Longitudinal melanonychia (pigmentation) of the nail 

  • These present as long brown/black streaks on the nail plate and in most cases, is benign. Longitudinal melanonychia is seen often in patients with darker skin (Asians, Africans, Indians, Mediterranean backgrounds). It is thought to be due to a mole or a freckle residing around the area of the nail matrix and hence, as the nail grows, pigment is deposited along the nail plate.
  • We always need to be on the lookout for melanoma of the nail unit. Features which are suspicious for melanoma include asymmetry of the pigment band, asymmetrically placed globules and dots, pigment bands of uneven thickness and uneven colour, and pigmentation on the skin at the base of nail (periungual fold).
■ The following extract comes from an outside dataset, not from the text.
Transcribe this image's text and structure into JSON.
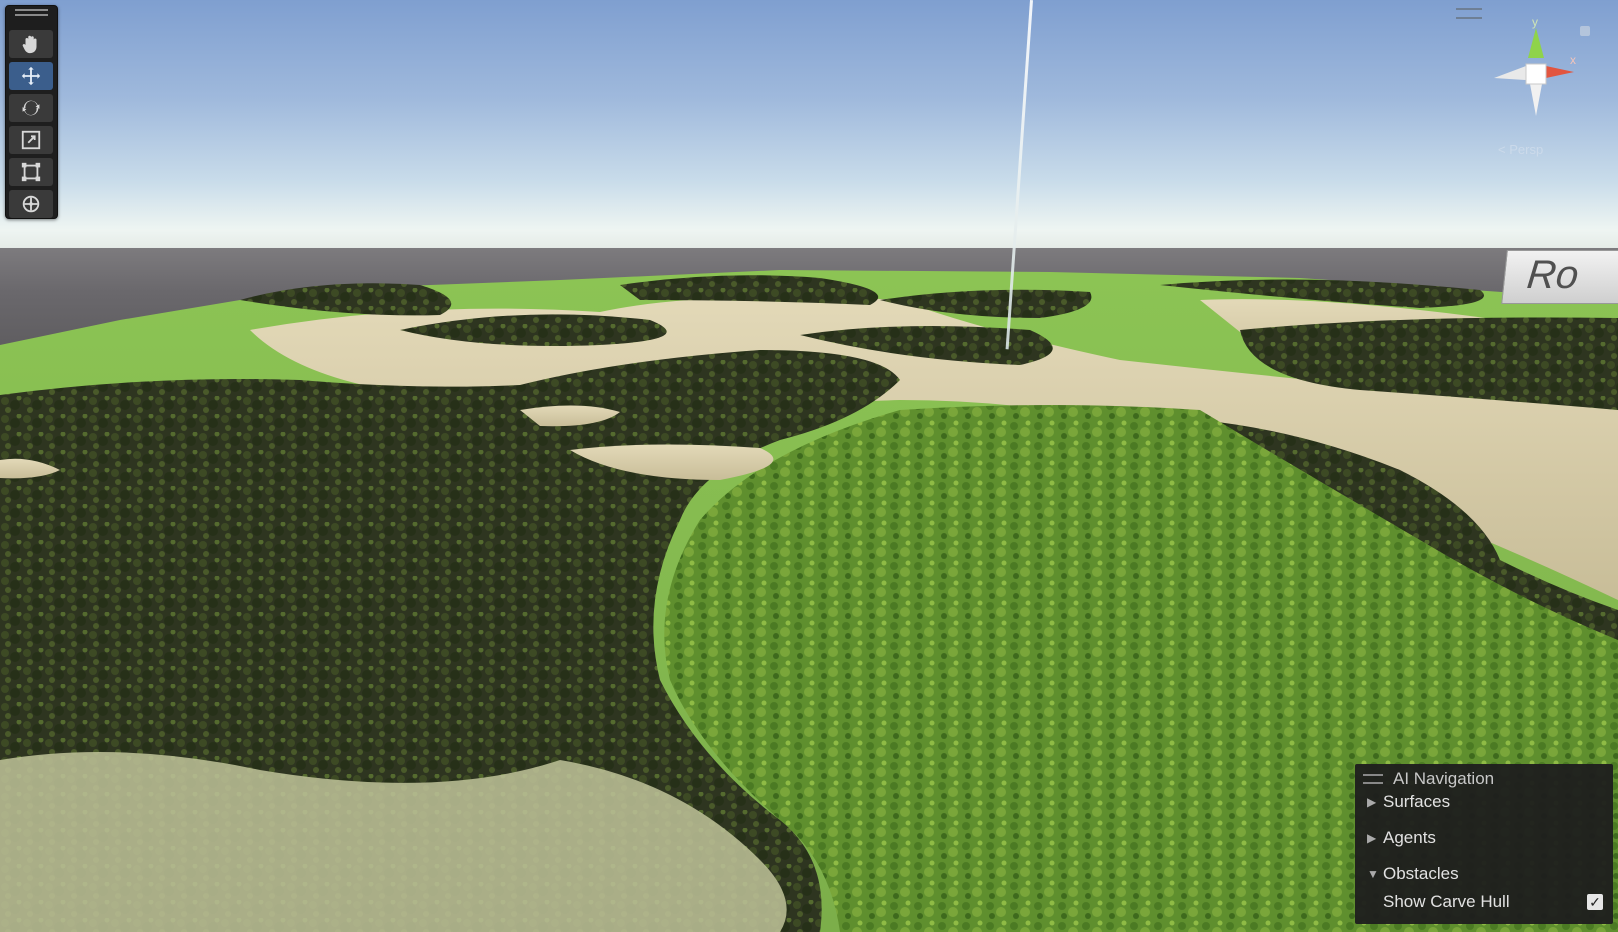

Brittle nails/splitting of the nails 

  • can be dietary related and hence bloods to check on general health could be helpful
  • General weathering of the nails from ageing, wet work, trauma etc can lead to brittle nails. We would recommend using a good quality hand cream and ensure the cuticles are not damaged.
  • Nail supplements containing biotin (vitamin B) may be helpful.

Nail tumours/cysts

  • These are rare but can present as a split in the nail, a sore lump under the nail, or a lump that discharges fluid under the nail or around the nail fold. Treatment for these types of lumps is usually surgical excision via dermatologist or plastic surgeon.